分析前にこのような視点を持つことができれば、「分析したのに何の役にも立たなかった」というリスクが回避できます。

仮説ではなく解析単位を考える理由

以上が解析単位の考え方ですが、こうしたやり方に違和感を持たれる方もいるかもしれません。BIツールやエクセルなどで「男女間で購買金額に差があるか」とか「年代によって購買金額に差があるか」といったグラフを描くことが分析だと思っている方は、なぜ「解析単位」や「アウトカム」という概念を導入するのか、と疑問を持たれてしまうかもしれません。

「男女間で購買金額に差がある」「年代によって購買金額に差がある」といった設定は主語と述語を含む仮説で、YesかNoかで答えられるものです。それも、かなりベタな仮説です。私たちには高額な予算をかけてBIツールを導入し、どんな項目でも見える化できるようになったものの、「いったい何を見ていいかわからない」という相談もしばしば寄せられます。相談者の多くはせっかくのBIツールを目の前にして、男女別とか、年代別とか、月別とかの指標で売上を確認するぐらいのアイデアしか浮かばないのだそうです。「仮説を考えるセンスで困る」という状況なのでしょう。

解析単位とアウトカムを定める考えでは「YesかNoかで答えられない問い」を立てます。たとえば解析単位が顧客で、アウトカムが購買金額なら「購買金額の多い顧客とそうでない顧客の間にはどのような違いがあるのか」という問いを考えることになりますが、これはYesかNoかではなく、いくらでも答え方があります。

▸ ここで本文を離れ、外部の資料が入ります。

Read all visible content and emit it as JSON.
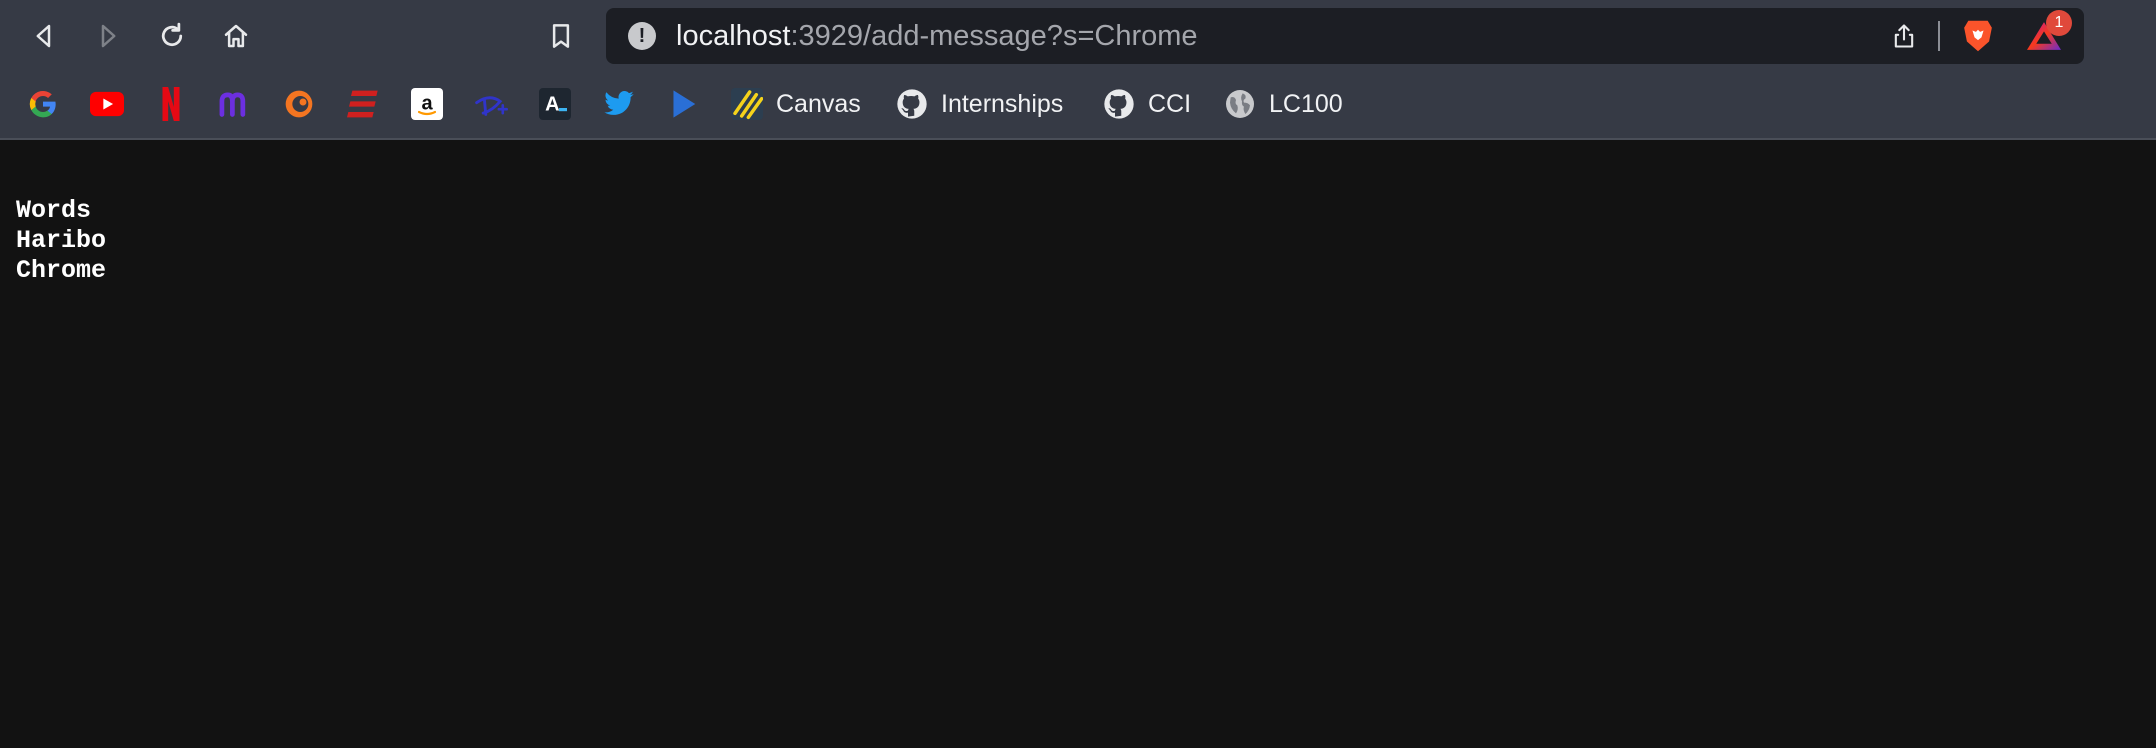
{
  "browser": {
    "url": {
      "host": "localhost",
      "rest": ":3929/add-message?s=Chrome"
    },
    "rewards_badge": "1",
    "bookmarks": [
      {
        "icon": "google-icon",
        "label": ""
      },
      {
        "icon": "youtube-icon",
        "label": ""
      },
      {
        "icon": "netflix-icon",
        "label": ""
      },
      {
        "icon": "mastodon-icon",
        "label": ""
      },
      {
        "icon": "crunchyroll-icon",
        "label": ""
      },
      {
        "icon": "espn-icon",
        "label": ""
      },
      {
        "icon": "amazon-icon",
        "label": ""
      },
      {
        "icon": "disney-plus-icon",
        "label": ""
      },
      {
        "icon": "anilist-icon",
        "label": ""
      },
      {
        "icon": "twitter-icon",
        "label": ""
      },
      {
        "icon": "play-icon",
        "label": ""
      },
      {
        "icon": "canvas-icon",
        "label": "Canvas"
      },
      {
        "icon": "github-icon",
        "label": "Internships"
      },
      {
        "icon": "github-icon",
        "label": "CCI"
      },
      {
        "icon": "globe-icon",
        "label": "LC100"
      }
    ]
  },
  "page": {
    "lines": [
      "Words",
      "Haribo",
      "Chrome"
    ]
  },
  "colors": {
    "chrome": "#363a45",
    "urlbar": "#1c1e24",
    "page_bg": "#121212",
    "badge": "#e0493b"
  }
}
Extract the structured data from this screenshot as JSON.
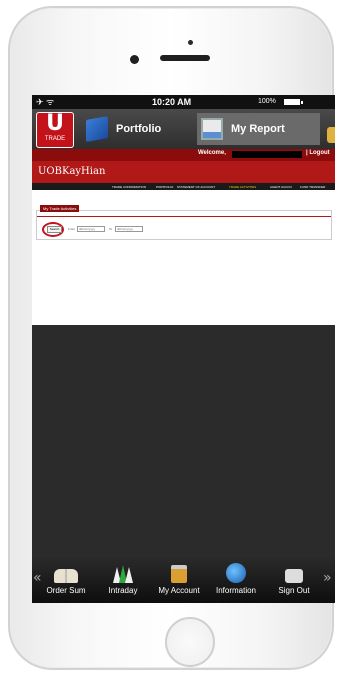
{
  "status_bar": {
    "left_icons": "✈ ᯤ",
    "time": "10:20 AM",
    "battery_text": "100%",
    "battery_level": 1.0
  },
  "header": {
    "logo_letter": "U",
    "logo_text": "TRADE",
    "nav_items": [
      {
        "label": "Portfolio",
        "icon": "book-icon"
      },
      {
        "label": "My Report",
        "icon": "report-icon"
      }
    ]
  },
  "webpage": {
    "welcome_text": "Welcome,",
    "logout_text": "| Logout",
    "brand": "UOBKayHian",
    "menu_items": [
      "TRADE CONFIRMATION",
      "PORTFOLIO",
      "STATEMENT OF ACCOUNT",
      "TRADE ACTIVITIES",
      "AGENT ACCOU",
      "FUND TRANSFER"
    ],
    "active_menu": "TRADE ACTIVITIES",
    "panel_title": "My Trade Activities",
    "search_button": "Search",
    "from_label": "From",
    "to_label": "To",
    "from_value": "dd/mm/yyyy",
    "to_value": "dd/mm/yyyy"
  },
  "tabbar": {
    "left_arrow": "«",
    "right_arrow": "»",
    "tabs": [
      {
        "label": "Order Sum",
        "icon": "open-book-icon"
      },
      {
        "label": "Intraday",
        "icon": "arrows-icon"
      },
      {
        "label": "My Account",
        "icon": "lock-icon"
      },
      {
        "label": "Information",
        "icon": "globe-icon"
      },
      {
        "label": "Sign Out",
        "icon": "signout-icon"
      }
    ]
  }
}
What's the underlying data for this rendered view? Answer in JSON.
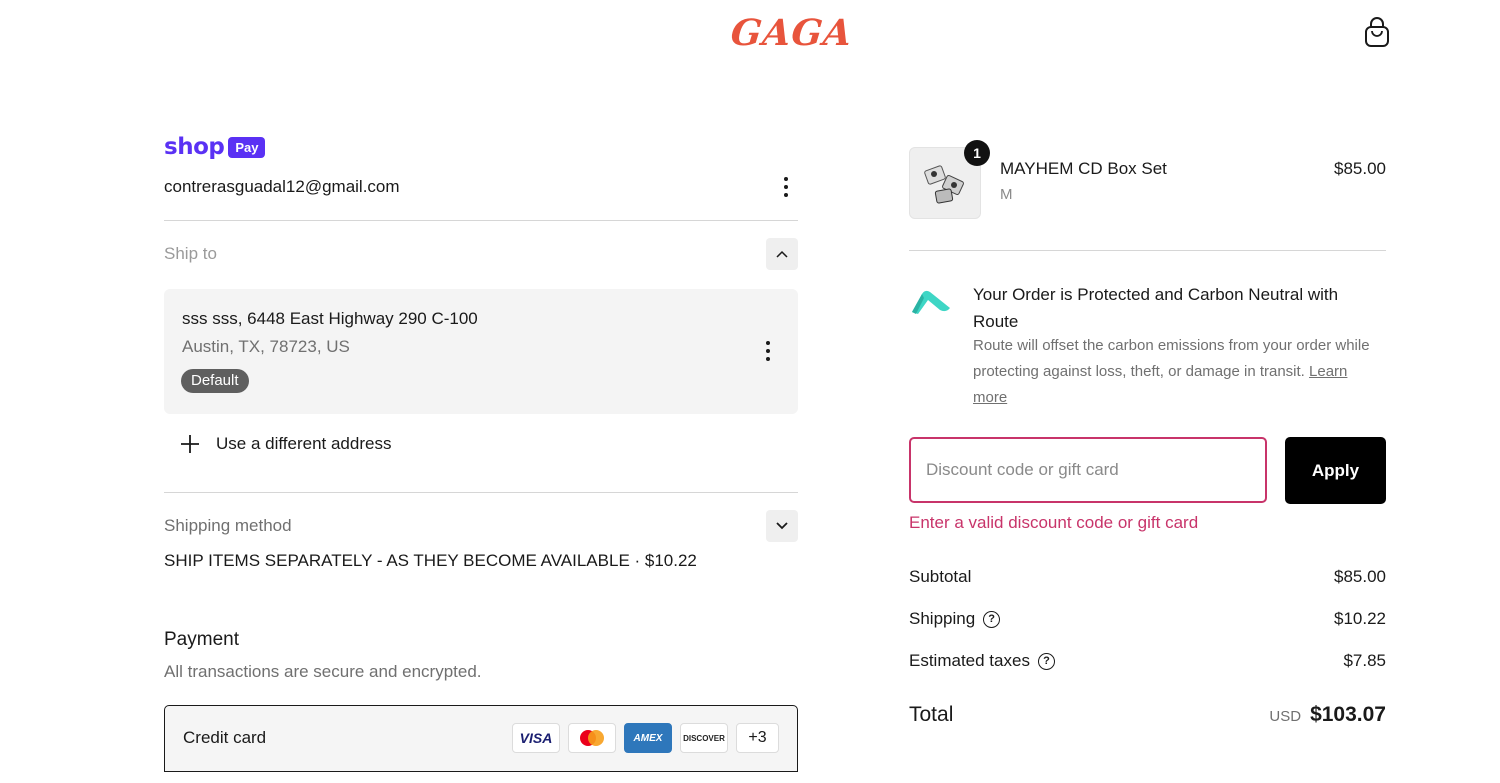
{
  "header": {
    "logo_text": "GAGA",
    "cart_icon": "shopping-bag-icon"
  },
  "express": {
    "shop_word": "shop",
    "pay_badge": "Pay"
  },
  "account": {
    "email": "contrerasguadal12@gmail.com"
  },
  "ship_to": {
    "label": "Ship to",
    "address_line1": "sss sss, 6448 East Highway 290 C-100",
    "address_line2": "Austin, TX, 78723, US",
    "default_badge": "Default",
    "use_different": "Use a different address"
  },
  "shipping_method": {
    "label": "Shipping method",
    "value": "SHIP ITEMS SEPARATELY - AS THEY BECOME AVAILABLE · $10.22"
  },
  "payment": {
    "title": "Payment",
    "subtitle": "All transactions are secure and encrypted.",
    "method_label": "Credit card",
    "cards": [
      "VISA",
      "Mastercard",
      "AMEX",
      "DISCOVER"
    ],
    "more_cards": "+3"
  },
  "cart": {
    "item": {
      "quantity": "1",
      "name": "MAYHEM CD Box Set",
      "variant": "M",
      "price": "$85.00"
    }
  },
  "route": {
    "title": "Your Order is Protected and Carbon Neutral with Route",
    "description": "Route will offset the carbon emissions from your order while protecting against loss, theft, or damage in transit.",
    "link": "Learn more"
  },
  "discount": {
    "placeholder": "Discount code or gift card",
    "apply_label": "Apply",
    "error": "Enter a valid discount code or gift card"
  },
  "summary": {
    "subtotal_label": "Subtotal",
    "subtotal_value": "$85.00",
    "shipping_label": "Shipping",
    "shipping_value": "$10.22",
    "taxes_label": "Estimated taxes",
    "taxes_value": "$7.85",
    "total_label": "Total",
    "currency": "USD",
    "total_value": "$103.07"
  },
  "colors": {
    "brand_logo": "#e8543c",
    "shop_pay": "#5a31f4",
    "error": "#c8346a",
    "route_teal": "#3ed6c5"
  }
}
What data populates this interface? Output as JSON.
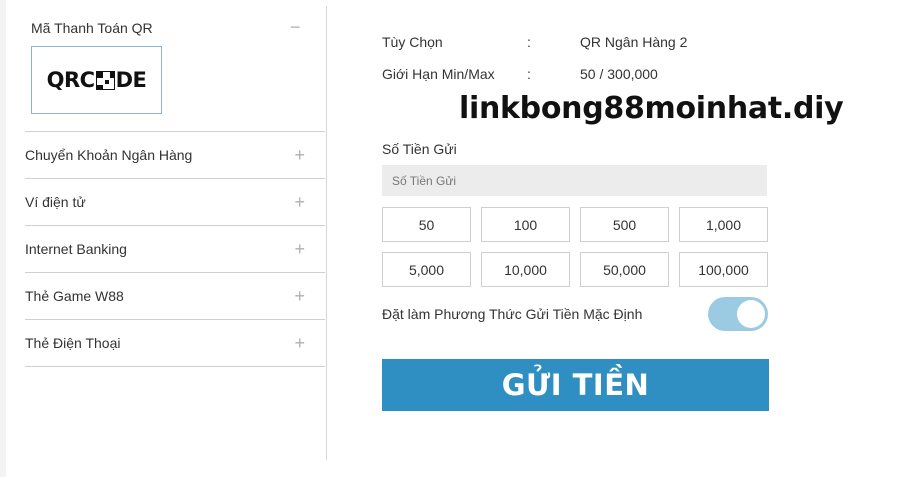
{
  "sidebar": {
    "qr_title": "Mã Thanh Toán QR",
    "qr_logo_text_left": "QRC",
    "qr_logo_text_right": "DE",
    "items": [
      {
        "label": "Chuyển Khoản Ngân Hàng",
        "icon": "plus-icon"
      },
      {
        "label": "Ví điện tử",
        "icon": "plus-icon"
      },
      {
        "label": "Internet Banking",
        "icon": "plus-icon"
      },
      {
        "label": "Thẻ Game W88",
        "icon": "plus-icon"
      },
      {
        "label": "Thẻ Điện Thoại",
        "icon": "plus-icon"
      }
    ],
    "collapse_icon": "minus-icon"
  },
  "info": {
    "option_label": "Tùy Chọn",
    "option_value": "QR Ngân Hàng 2",
    "limit_label": "Giới Hạn Min/Max",
    "limit_value": "50 / 300,000",
    "colon": ":"
  },
  "watermark": "linkbong88moinhat.diy",
  "deposit": {
    "amount_label": "Số Tiền Gửi",
    "amount_placeholder": "Số Tiền Gửi",
    "amount_value": "",
    "quick_amounts": [
      "50",
      "100",
      "500",
      "1,000",
      "5,000",
      "10,000",
      "50,000",
      "100,000"
    ],
    "default_toggle_label": "Đặt làm Phương Thức Gửi Tiền Mặc Định",
    "default_toggle_on": true,
    "submit_label": "GỬI TIỀN"
  },
  "colors": {
    "accent": "#2f8fc3",
    "toggle_on": "#9bcbe2",
    "input_bg": "#ececec"
  }
}
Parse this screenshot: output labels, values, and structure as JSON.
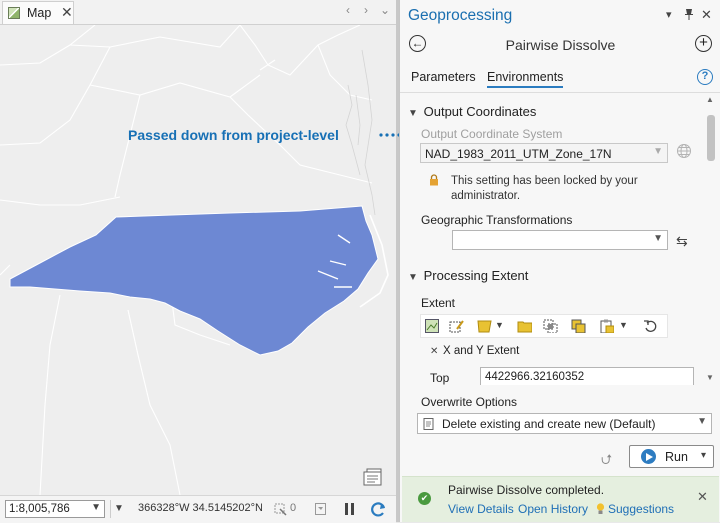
{
  "map": {
    "tab_label": "Map",
    "tab_close": "✕",
    "nav_prev": "‹",
    "nav_next": "›",
    "nav_menu": "⌄",
    "scale": "1:8,005,786",
    "coords": "366328°W 34.5145202°N",
    "selected_count": "0",
    "state_fill": "#6d88d3",
    "background": "#eeeeee"
  },
  "annotation": {
    "text": "Passed down from project-level",
    "color": "#1770b5"
  },
  "geoprocessing": {
    "pane_title": "Geoprocessing",
    "tool_name": "Pairwise Dissolve",
    "tabs": [
      {
        "label": "Parameters",
        "active": false
      },
      {
        "label": "Environments",
        "active": true
      }
    ],
    "sections": {
      "output_coordinates": {
        "title": "Output Coordinates",
        "coord_system_label": "Output Coordinate System",
        "coord_system_value": "NAD_1983_2011_UTM_Zone_17N",
        "locked_message": "This setting has been locked by your administrator.",
        "geo_transform_label": "Geographic Transformations",
        "geo_transform_value": ""
      },
      "processing_extent": {
        "title": "Processing Extent",
        "extent_label": "Extent",
        "xy_label": "X and Y Extent",
        "top_label": "Top",
        "top_value": "4422966.32160352"
      }
    },
    "overwrite": {
      "label": "Overwrite Options",
      "value": "Delete existing and create new (Default)"
    },
    "run_label": "Run",
    "status": {
      "message": "Pairwise Dissolve completed.",
      "links": [
        "View Details",
        "Open History",
        "Suggestions"
      ],
      "color": "#e5efdf"
    },
    "accent": "#1a6fb0"
  }
}
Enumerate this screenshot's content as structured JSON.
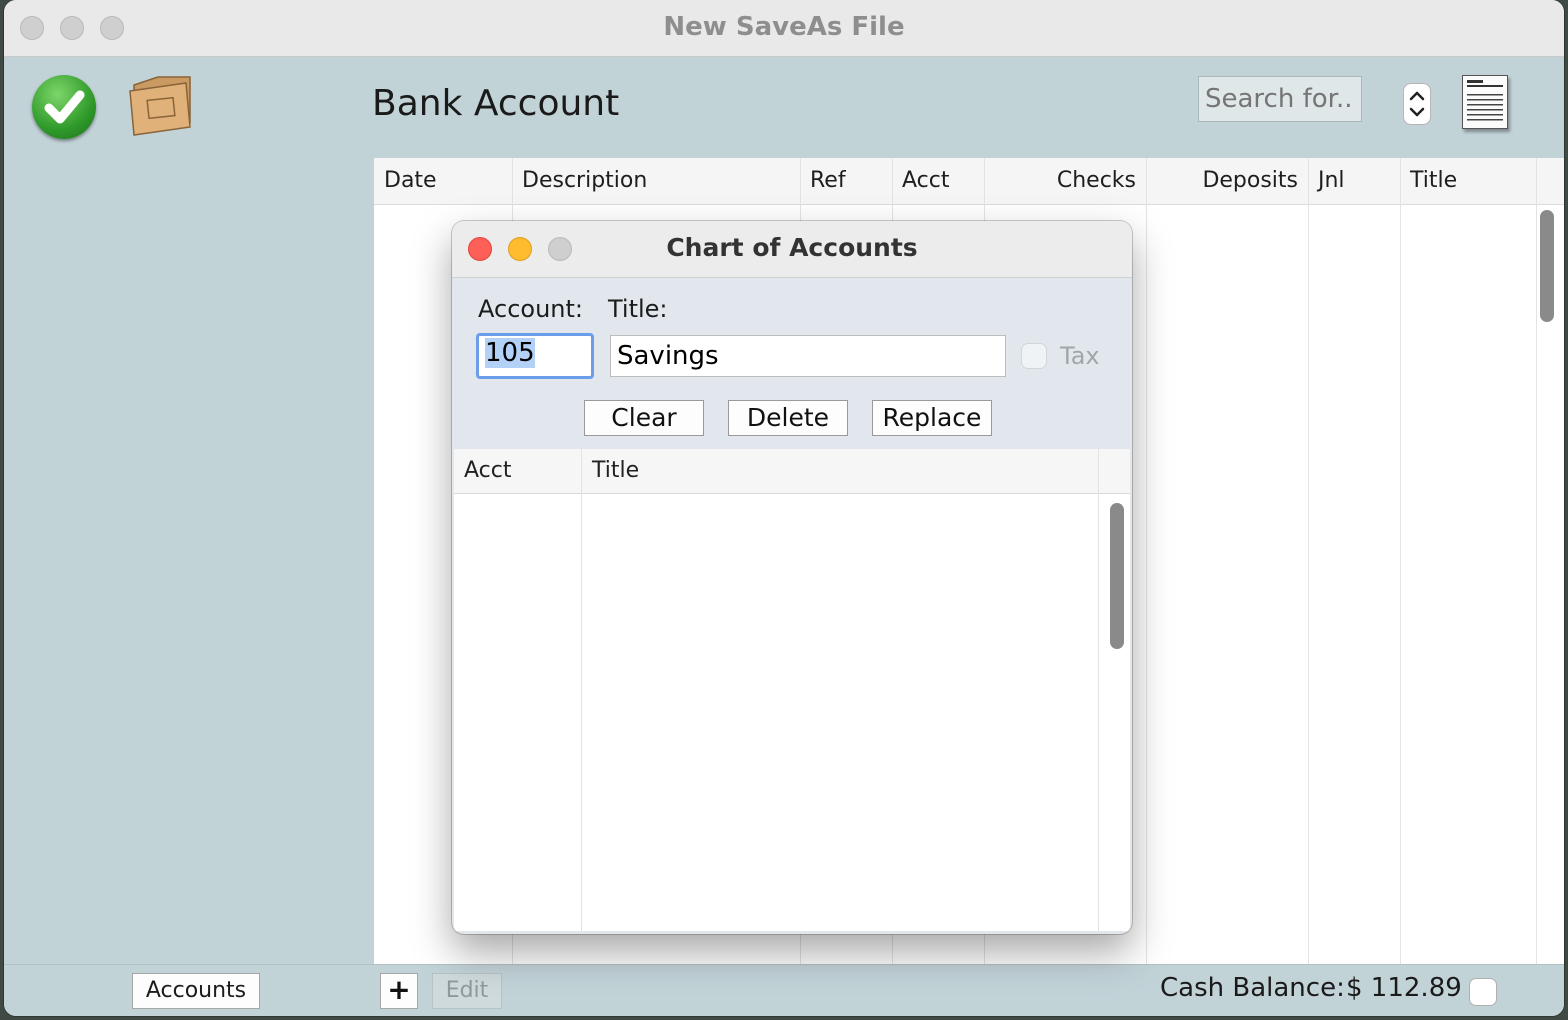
{
  "window": {
    "title": "New SaveAs File"
  },
  "toolbar": {
    "page_title": "Bank Account",
    "search_placeholder": "Search for..."
  },
  "register": {
    "columns": [
      "Date",
      "Description",
      "Ref",
      "Acct",
      "Checks",
      "Deposits",
      "Jnl",
      "Title"
    ],
    "rows": []
  },
  "bottom": {
    "accounts_label": "Accounts",
    "add_label": "+",
    "edit_label": "Edit",
    "cash_label": "Cash Balance:",
    "cash_value": "$ 112.89"
  },
  "dialog": {
    "title": "Chart of Accounts",
    "account_label": "Account:",
    "title_label": "Title:",
    "account_value": "105",
    "title_value": "Savings",
    "tax_label": "Tax",
    "tax_checked": false,
    "buttons": {
      "clear": "Clear",
      "delete": "Delete",
      "replace": "Replace"
    },
    "list_columns": [
      "Acct",
      "Title"
    ],
    "list_rows": []
  },
  "colors": {
    "window_bg": "#c2d3d8",
    "close_red": "#fe5f57",
    "minimize_yellow": "#febc2e",
    "focus_blue": "#6a9ee8"
  },
  "icons": [
    "checkmark-icon",
    "folder-icon",
    "stepper-icon",
    "document-icon"
  ]
}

その解析単位同士の違いは、データから網羅的にあげることができるでしょう。性別、年代といった顧客マスターに含まれる情報はもちろん、顧客と紐付く購買履歴から、「過去の購買に占める日曜日の割合」というような、さまざまな顧客の特徴を考えることができるということを前章のデータ整備ですでに述べました。このように考えられ得るあらゆる特徴の中から、 何がどれくらい関係しているかを探すことがデータ分析の仕事です。それによって、よい仮説が思いつけない人でも、データからアウトカムつまり「利益につながる」重要な要因が何か、を発見することができます。解析単位とアウトカムを採用する大きな理由は、「的確な問い」 を考えるためなのです。